Matt Kenseth isn't convinced he was rightly penalized during Sunday's Sprint Cup Series race at Atlanta Motor Speedway.

A NASCAR spokesman, meanwhile, has defended the decision to order Kenseth in for a stop-and-go penalty -- which came as a result of the Joe Gibbs Racing driver's gasman placing a wedge-adjustment wrench on the trunk of the car while it was being fueled on Lap 117 of 330.

According to NASCAR rules, the gasman isn't permitted to do anything other than fuel the car when the gas can is attached -- a point that NASCAR executive vice president and chief racing development officer Steve O'Donnell firmly reiterated Monday on SiriusXM NASCAR Radio.

"That call is purely safety," O'Donnell said on SiriusXM. "We want the person gassing the car to be solely focused on doing exactly that and nothing else. So if that means they're going to place a tool on the car or whatever it may be, place something else or do something else besides fueling while the gas can is engaged, that's a penalty."

Kenseth's crew chief, Jason Ratcliff, argued with NASCAR officials moments after the penalty was handed down, momentarily failing to let Kenseth know he needed to come to pit road for a stop-and-go.

As a result, Kenseth was hit with a flag and lost two laps by the time all was settled.

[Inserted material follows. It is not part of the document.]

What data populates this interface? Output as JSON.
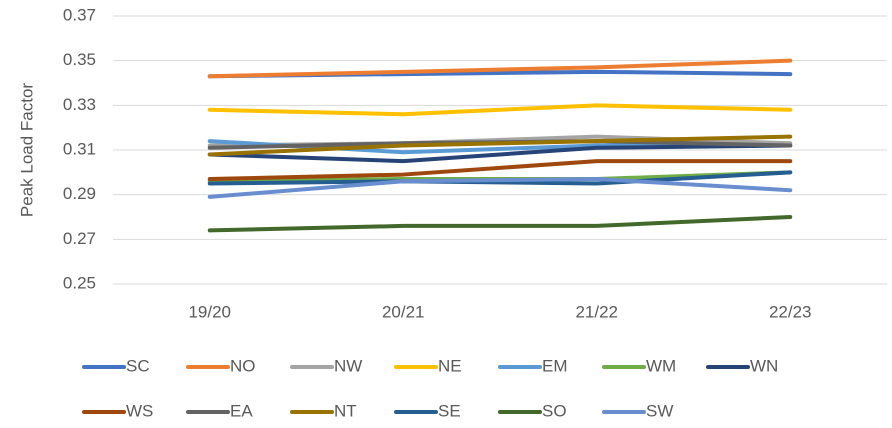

"When it comes to a miscue, we don't really -- I don't, anyway -- dwell on that," Kenseth told SiriusXM NASCAR Radio on Tuesday morning. "I think everybody knows what happened, why it happened, maybe not so much the penalty. We don't really agree with that, but once the penalty was there and we got black-flagged, we are smart enough to realize what happened there and what went wrong and what we should've done different and what we would do next time where it's not something we've really got to sit down and talk about more or go through."

Kenseth, who had one of the fastest cars early in the race and even led for 47 laps, finished 20th after never recovering from the miscue and penalties.

"Sometimes you make you own luck, sometimes things fall your way, sometimes they don't," the 2003 Sprint Cup Series champion said on SiriusXM. "I think you just go through periods like that, and obviously the last three or four months have been a little tough as far as results go and other things going on. I think you just keep your head down and keep working on it."

O'Donnell called Kenseth's failure to initially come to pit road and heed NASCAR's penalty, "a bit of a miscommunication."

"Going forward I think we can improve upon that," O'Donnell said on SiriusXM. "Our intent is never to black flag a driver if we don't have to, and put drivers laps down. So I think that's an area we can look at. But the call was not going to change based on any review. We had reviewed it in that case."